3. O pudor mínimo mandaria que o
primeiro-ministro se recolhesse ao mosteiro do silêncio em matéria de avaliação
do desempenho dos professores. Não sabe do que fala, nem sabe que não sabe do
que fala. Mas falou. Falou para felicitar o Governo e destacar o rigor daquilo
que o dito fez. No dia seguinte, o rigor tornou-se público: a avaliação dos mais
de mil directores de agrupamentos e escolas é o primeiro paradigma da pantomina.
Segundo a bíblia da econometria pública, o Sistema Integrado de Avaliação de
Desempenho da Administração Pública, caberia aos directores regionais de
Educação avaliá-los e classificá-los. Só que esses foram todos apeados. E os
senhores que se seguem não cumprem o requisito legal de terem seis meses de
contacto funcional com os avaliados. O desleixo, a improvisação e o amadorismo
estão aqui. Mesmo que Passos Coelho os felicite.
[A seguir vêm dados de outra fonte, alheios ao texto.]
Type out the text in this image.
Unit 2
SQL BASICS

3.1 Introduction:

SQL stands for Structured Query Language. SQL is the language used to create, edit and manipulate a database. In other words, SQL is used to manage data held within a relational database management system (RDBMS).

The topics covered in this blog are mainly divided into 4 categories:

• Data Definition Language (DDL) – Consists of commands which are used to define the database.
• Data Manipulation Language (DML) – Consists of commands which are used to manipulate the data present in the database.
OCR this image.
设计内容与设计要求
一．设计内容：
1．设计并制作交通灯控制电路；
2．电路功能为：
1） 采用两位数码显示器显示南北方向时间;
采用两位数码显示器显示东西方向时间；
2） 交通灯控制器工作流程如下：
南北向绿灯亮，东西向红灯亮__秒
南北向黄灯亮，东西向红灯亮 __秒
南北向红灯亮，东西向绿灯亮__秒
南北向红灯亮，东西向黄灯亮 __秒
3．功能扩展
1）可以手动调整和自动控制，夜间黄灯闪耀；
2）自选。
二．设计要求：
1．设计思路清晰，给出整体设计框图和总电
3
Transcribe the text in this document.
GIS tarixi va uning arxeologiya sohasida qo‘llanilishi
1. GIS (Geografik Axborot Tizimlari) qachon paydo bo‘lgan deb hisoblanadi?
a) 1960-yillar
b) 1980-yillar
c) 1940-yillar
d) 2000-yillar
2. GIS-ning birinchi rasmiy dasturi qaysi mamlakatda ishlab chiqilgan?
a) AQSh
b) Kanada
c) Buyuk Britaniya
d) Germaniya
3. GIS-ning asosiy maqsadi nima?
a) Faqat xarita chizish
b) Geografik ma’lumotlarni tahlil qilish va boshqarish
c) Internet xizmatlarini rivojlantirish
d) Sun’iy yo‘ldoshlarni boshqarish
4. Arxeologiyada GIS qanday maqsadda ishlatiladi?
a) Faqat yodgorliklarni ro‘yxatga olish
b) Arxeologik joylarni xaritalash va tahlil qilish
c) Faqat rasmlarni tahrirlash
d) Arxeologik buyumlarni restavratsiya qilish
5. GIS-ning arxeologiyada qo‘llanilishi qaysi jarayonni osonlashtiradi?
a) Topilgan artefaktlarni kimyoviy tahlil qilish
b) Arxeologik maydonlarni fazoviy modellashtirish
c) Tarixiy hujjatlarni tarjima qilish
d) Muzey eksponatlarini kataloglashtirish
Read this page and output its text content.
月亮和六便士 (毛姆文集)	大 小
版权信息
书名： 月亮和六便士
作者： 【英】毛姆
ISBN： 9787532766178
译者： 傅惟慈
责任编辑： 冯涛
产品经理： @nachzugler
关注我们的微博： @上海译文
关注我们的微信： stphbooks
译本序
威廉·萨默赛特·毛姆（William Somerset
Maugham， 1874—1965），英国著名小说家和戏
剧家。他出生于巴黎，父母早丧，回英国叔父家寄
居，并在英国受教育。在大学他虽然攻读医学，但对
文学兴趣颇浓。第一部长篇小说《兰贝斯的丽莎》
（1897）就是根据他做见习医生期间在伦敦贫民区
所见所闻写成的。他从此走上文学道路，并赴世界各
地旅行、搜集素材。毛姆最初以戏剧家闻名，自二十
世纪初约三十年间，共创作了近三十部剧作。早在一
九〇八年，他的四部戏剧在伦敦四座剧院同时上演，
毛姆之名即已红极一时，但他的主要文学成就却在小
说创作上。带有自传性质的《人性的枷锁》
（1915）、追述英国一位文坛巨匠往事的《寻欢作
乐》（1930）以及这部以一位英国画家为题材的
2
4. Quem também falou foi a Secretária de Estado
do Ensino Básico e Secundário. Depois do que ouvi, em entrevista ao Correio da
Manhã, fiquei esclarecido, que não surpreendido. Move-se no desconhecido, a
Senhora. Foram constantes expressões como: “talvez”; “até pode ser”; “estamos a
equacionar”; “estamos a trabalhar no estudo”; “ainda está em fase de estudo”;
“ainda está a ser trabalhado”; “é nossa intenção fazer”; “é nossa intenção
introduzir”; “é nossa intenção universalizar”. Quando saiu deste registo
assertivo, esbarrou com a realidade. “Alargar o ensino pré-escolar a idades mais
precoces”? Se agora estamos nos três anos, propõe passar os partos para o
jardim-escola, para aproveitar o tempo? Menorizar a Educação Física? Escolarizar
a educação da infância? Lastimável!
5. Talvez seja uma simples coincidência, mas no
tempo de Maria de Lurdes Rodrigues o processo foi o mesmo: em momento
cirurgicamente escolhido, caiu na imprensa um número grande de faltas de
professores. O Diário de Notícias de 26 transacto noticiou 514 mil dias de
baixas médicas, de Outubro de 2010 a Janeiro de 2011. E apimentou o escrito com
a suspeição de fraude. Tirada a fraude, que deve ser investigada e castigada, se
confirmada, pensemos o facto sem palas. Relativizados os números e admitindo que
os dias se distribuíam uniformemente por todos os docentes, estaríamos a falar
de qualquer coisa que não chegaria a um dia (0.85) por mês, por professor. Mas
não distribuem: há baixas prolongadas (gravidezes de risco, baixas pós-parto,
doenças graves e assistência a filhos). E ainda há o período considerado, de
Inverno, em plena visita do vírus H5N1. Entre tantas, três perguntas mereciam
tratamento jornalístico: por que razão só agora foi tornado público algo que se
verificou há oito meses? Quantos dias trabalharão os professores portugueses
para além do seu horário de trabalho? Haverá relação causal entre as doenças dos
professores e as políticas educativas seguidas?